A docker service called redis-zero
is created to serve as the initial master for the redis sentinels to setup. The redis-look
instances watches the redis sentinels for a master, and connects to redis-zero
once a master has been decided. Once the dust has settled, remove the redis-zero
instance and wait for failover to take over so a new redis-master will take over.

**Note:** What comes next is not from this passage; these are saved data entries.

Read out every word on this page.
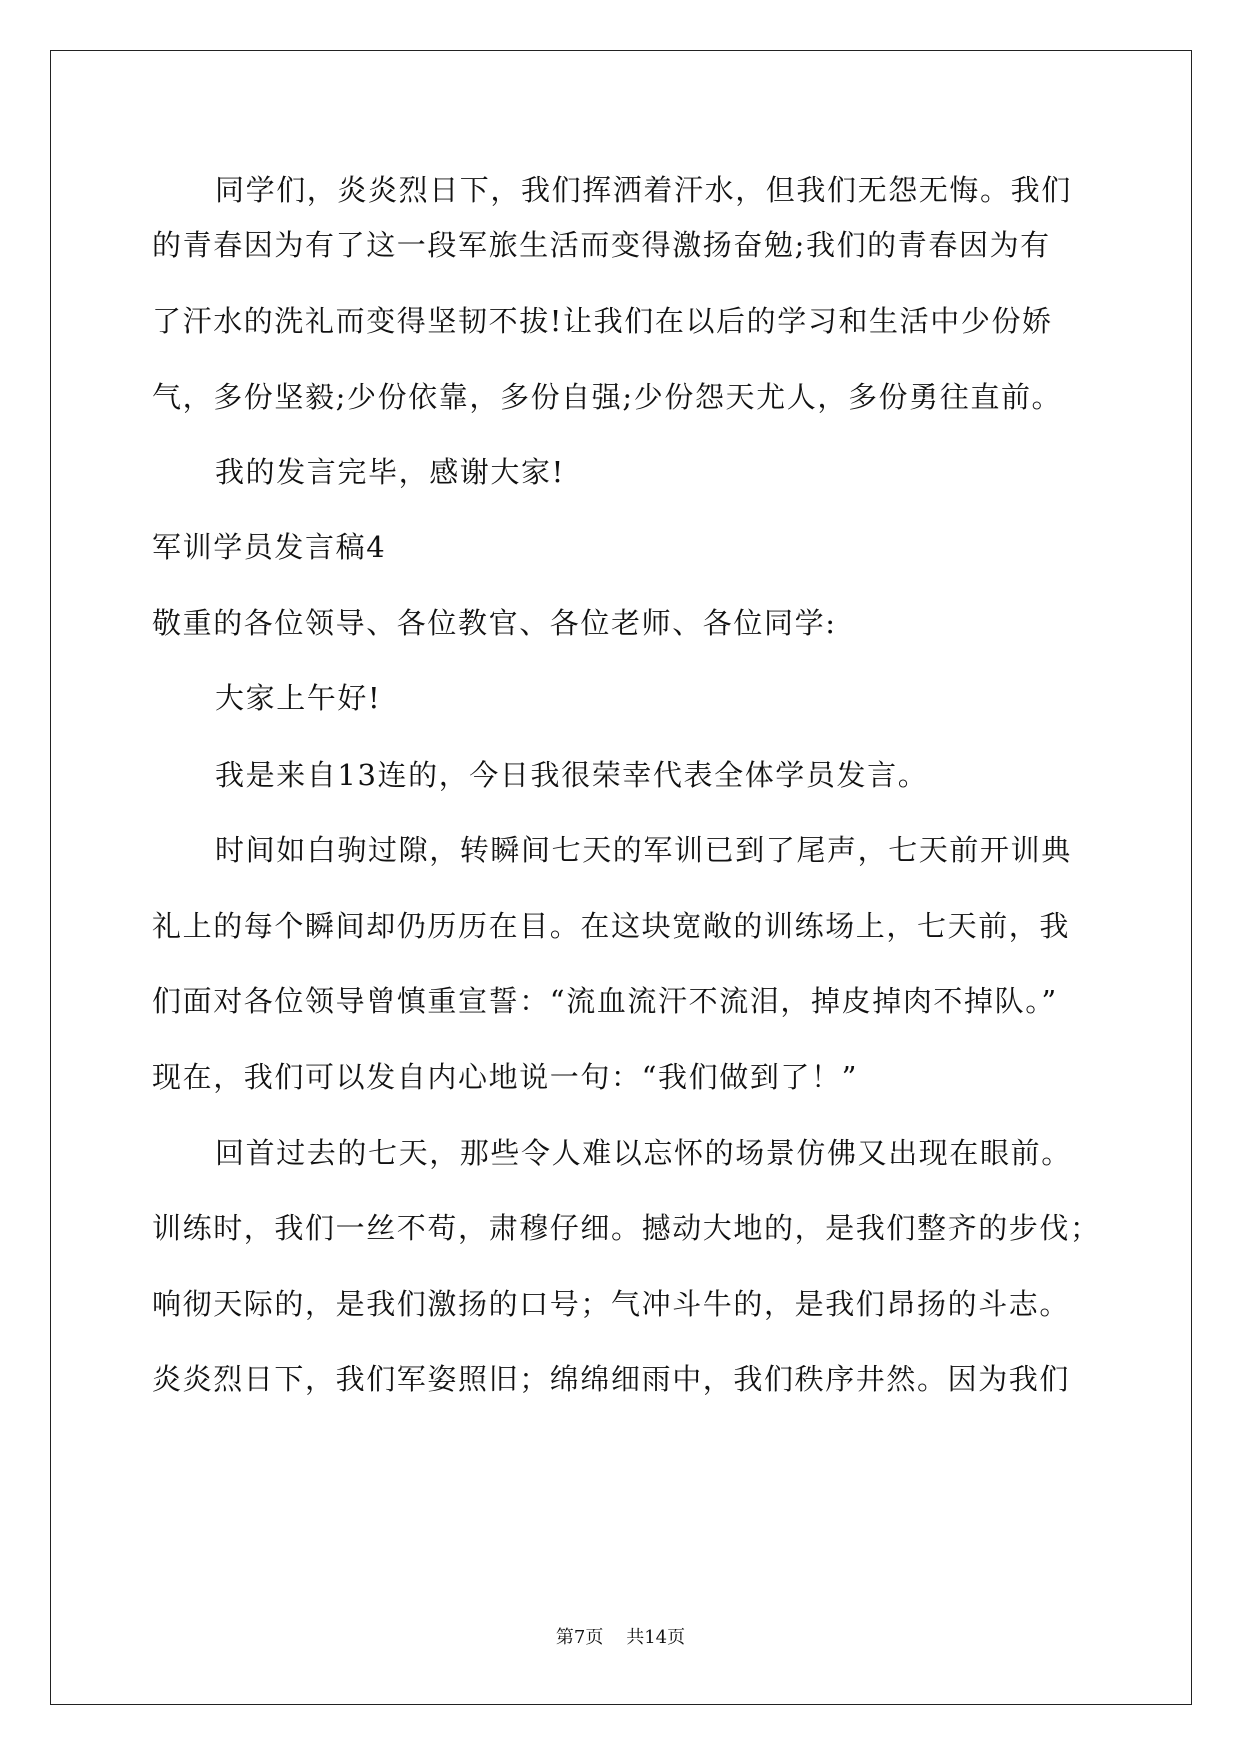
同学们，炎炎烈日下，我们挥洒着汗水，但我们无怨无悔。我们
的青春因为有了这一段军旅生活而变得激扬奋勉;我们的青春因为有
了汗水的洗礼而变得坚韧不拔!让我们在以后的学习和生活中少份娇
气，多份坚毅;少份依靠，多份自强;少份怨天尤人，多份勇往直前。
我的发言完毕，感谢大家!
军训学员发言稿4
敬重的各位领导、各位教官、各位老师、各位同学:
大家上午好!
我是来自13连的，今日我很荣幸代表全体学员发言。
时间如白驹过隙，转瞬间七天的军训已到了尾声，七天前开训典
礼上的每个瞬间却仍历历在目。在这块宽敞的训练场上，七天前，我
们面对各位领导曾慎重宣誓：“流血流汗不流泪，掉皮掉肉不掉队。”
现在，我们可以发自内心地说一句：“我们做到了！”
回首过去的七天，那些令人难以忘怀的场景仿佛又出现在眼前。
训练时，我们一丝不苟，肃穆仔细。撼动大地的，是我们整齐的步伐；
响彻天际的，是我们激扬的口号；气冲斗牛的，是我们昂扬的斗志。
炎炎烈日下，我们军姿照旧；绵绵细雨中，我们秩序井然。因为我们
第7页    共14页
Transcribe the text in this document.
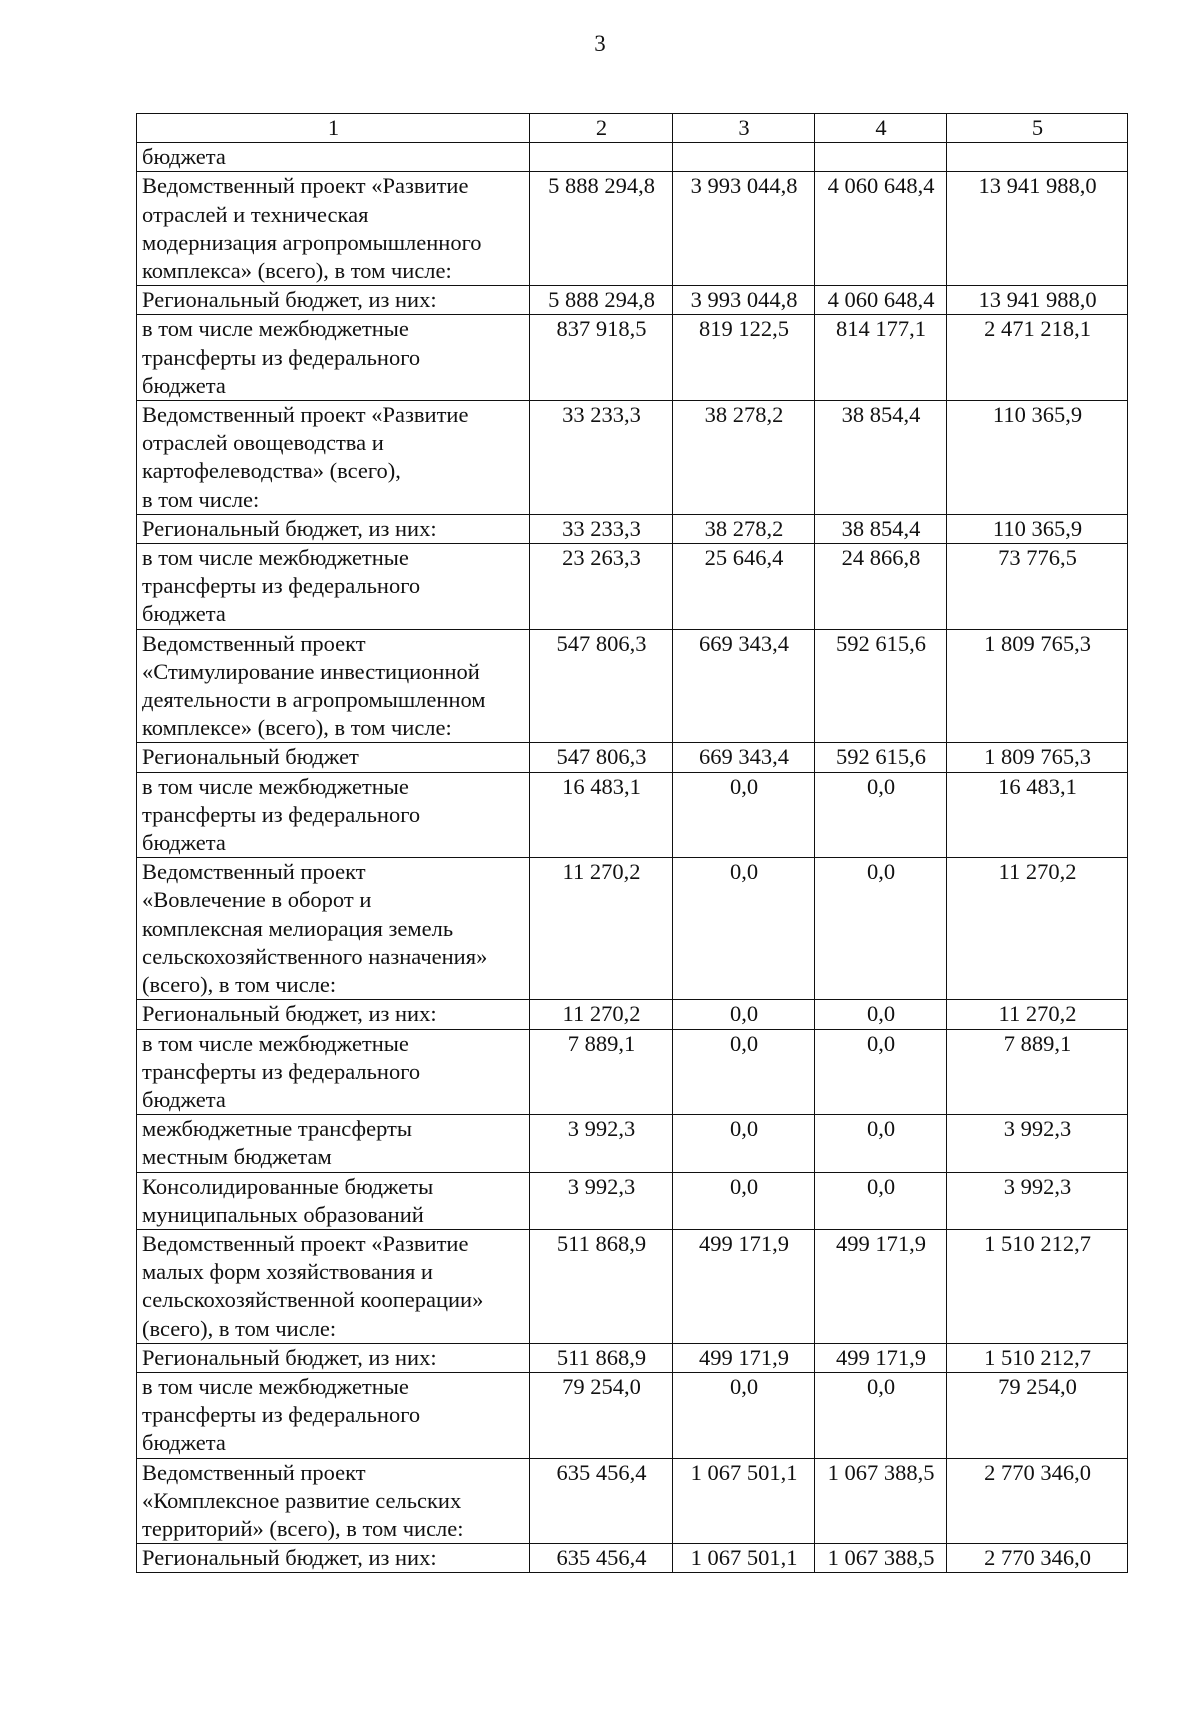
3
1	2	3	4	5
бюджета				
Ведомственный проект «Развитие
отраслей и техническая
модернизация агропромышленного
комплекса» (всего), в том числе:	5 888 294,8	3 993 044,8	4 060 648,4	13 941 988,0
Региональный бюджет, из них:	5 888 294,8	3 993 044,8	4 060 648,4	13 941 988,0
в том числе межбюджетные
трансферты из федерального
бюджета	837 918,5	819 122,5	814 177,1	2 471 218,1
Ведомственный проект «Развитие
отраслей овощеводства и
картофелеводства» (всего),
в том числе:	33 233,3	38 278,2	38 854,4	110 365,9
Региональный бюджет, из них:	33 233,3	38 278,2	38 854,4	110 365,9
в том числе межбюджетные
трансферты из федерального
бюджета	23 263,3	25 646,4	24 866,8	73 776,5
Ведомственный проект
«Стимулирование инвестиционной
деятельности в агропромышленном
комплексе» (всего), в том числе:	547 806,3	669 343,4	592 615,6	1 809 765,3
Региональный бюджет	547 806,3	669 343,4	592 615,6	1 809 765,3
в том числе межбюджетные
трансферты из федерального
бюджета	16 483,1	0,0	0,0	16 483,1
Ведомственный проект
«Вовлечение в оборот и
комплексная мелиорация земель
сельскохозяйственного назначения»
(всего), в том числе:	11 270,2	0,0	0,0	11 270,2
Региональный бюджет, из них:	11 270,2	0,0	0,0	11 270,2
в том числе межбюджетные
трансферты из федерального
бюджета	7 889,1	0,0	0,0	7 889,1
межбюджетные трансферты
местным бюджетам	3 992,3	0,0	0,0	3 992,3
Консолидированные бюджеты
муниципальных образований	3 992,3	0,0	0,0	3 992,3
Ведомственный проект «Развитие
малых форм хозяйствования и
сельскохозяйственной кооперации»
(всего), в том числе:	511 868,9	499 171,9	499 171,9	1 510 212,7
Региональный бюджет, из них:	511 868,9	499 171,9	499 171,9	1 510 212,7
в том числе межбюджетные
трансферты из федерального
бюджета	79 254,0	0,0	0,0	79 254,0
Ведомственный проект
«Комплексное развитие сельских
территорий» (всего), в том числе:	635 456,4	1 067 501,1	1 067 388,5	2 770 346,0
Региональный бюджет, из них:	635 456,4	1 067 501,1	1 067 388,5	2 770 346,0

Use redis-utils
to reset sentinels so that its metadata is accurate with the correct state.
The use of redis-zero
as a bootstrapping step allows for the docker-compose.yml
to provide only the long running services:
version: '3.1'
services:
redis-sentinel:
image: thomasjpfan/redis-sentinel
environment:
- REDIS_IP=redis-zero
- REDIS_MASTER_NAME=redismaster
deploy:
replicas: 3
networks:
- redis
redis:
image: thomasjpfan/redis-look
environment:
- REDIS_SENTINEL_IP=redis-sentinel
- REDIS_MASTER_NAME=redismaster
- REDIS_SENTINEL_PORT=26379
deploy:
replicas: 3
networks:
- redis
networks:
redis:
external: true
From now on just scale redis
to expand the number of slaves or scale redis-sentinel
to increase the number of sentinels.